Et puis il y a un dernier groupe de fables qui n’ont plus grand-chose à voir avec ce genre. Dont les sources, dit Laïd, sont ce que l’on appelait les exempla, les parémies, les proverbes même, des textes de sagesse, conformément à la promesse faite par Marie dans son Prologue de présenter à la fois des fables de folie et des fables de philosophie. Les deux pouvant d’ailleurs être confondues :
Il n’y a pas de fable de folie
qui n’ait pas sa philosophie.
Personnellement j’ai troué ces fables qui n’en sont pas un peu décevantes. Car l’humour en est souvent absent. Il n’y en qu’une qui m’a vraiment frappé. Par sa complexité, sa psychologie.
Il s’agit de la Fable 72, L’Homme et le Serpent, avec laquelle je terminerai cette note.
Un paysan et une « serpente » ont fait une alliance. L’homme apporte tous les jours du lait au serpent qui lui donne en retour une pièce d’or. Quand la femme du paysan l’apprend, elle lui conseille de tuer le serpent et de s’emparer de tout son or (encore de la misogynie chez Marie, mais c’est l’air du temps). Le paysan prend sa hache mais rate son coup et fend une pierre. Le lendemain toutes ses brebis sont mortes et son fils aussi. Demande miséricorde au serpent, lui dit sa femme. Ce qu’il fait. On pourrait effectivement conclure un nouveau contrat, dit le serpent, mais je n’aurai plus jamais confiance en toi car je verrai tous les jours la trace de la hache sur la pierre et toi non plus, tu ne pourras jamais oublier ton enfant, quand tu regarderas son berceau. Voilà ce qu’il en coûte d’écouter une femme stupide, ajoute Laïd. Mais Brucker a une autre conclusion qui me paraît plus près de la vérité. Et plus proche de la personnalité de Marie. D’abord, dit-il, le thème majeur de cette fable, c’est l’importance de la confiance réciproque, un élément essentiel du système féodal dans lequel elle vit. Ensuite ce n’est pas la femme stupide qui compte ici, mais c’est le mauvais conseil. Le bon conseil est le premier devoir du vassal. On est toujours dans la féodalité.
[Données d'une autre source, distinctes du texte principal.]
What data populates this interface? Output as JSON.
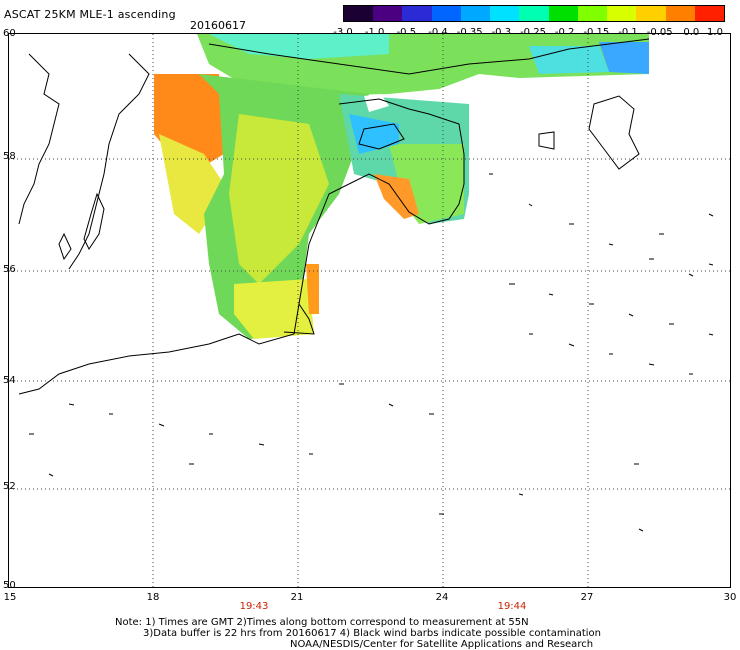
{
  "header": {
    "title": "ASCAT 25KM MLE-1 ascending",
    "date": "20160617"
  },
  "colorbar": {
    "labels": [
      "-3.0",
      "-1.0",
      "-0.5",
      "-0.4",
      "-0.35",
      "-0.3",
      "-0.25",
      "-0.2",
      "-0.15",
      "-0.1",
      "-0.05",
      "0.0",
      "1.0"
    ],
    "colors": [
      "#1a0033",
      "#4b0082",
      "#2b2bd6",
      "#0066ff",
      "#00a8ff",
      "#00e0ff",
      "#00ffb0",
      "#00e000",
      "#7fff00",
      "#d8ff00",
      "#ffd000",
      "#ff8000",
      "#ff2000"
    ]
  },
  "axes": {
    "lat_labels": [
      "60",
      "58",
      "56",
      "54",
      "52",
      "50"
    ],
    "lon_labels": [
      "15",
      "18",
      "21",
      "24",
      "27",
      "30"
    ],
    "lon_range": [
      15,
      30
    ],
    "lat_range": [
      50,
      60
    ]
  },
  "times": [
    "19:43",
    "19:44"
  ],
  "notes": {
    "line1": "Note: 1) Times are GMT 2)Times along bottom correspond to measurement at 55N",
    "line2": "3)Data buffer is 22 hrs from 20160617 4) Black wind barbs indicate possible contamination",
    "line3": "NOAA/NESDIS/Center for Satellite Applications and Research"
  }
}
Voilà. Ici nous quittons Marie de France. Définitivement. Avec grand regret en ce qui me concerne. Quel dommage qu’on n’en sache pas plus de sa vie. Mais, après tout, son œuvre n’est-elle pas suffisante ? Ces Fables et ses Lais ? Moi, je le crois. J’y vois une personnalité rayonnante, curieuse, intelligente, sensible. Et cela me plaît.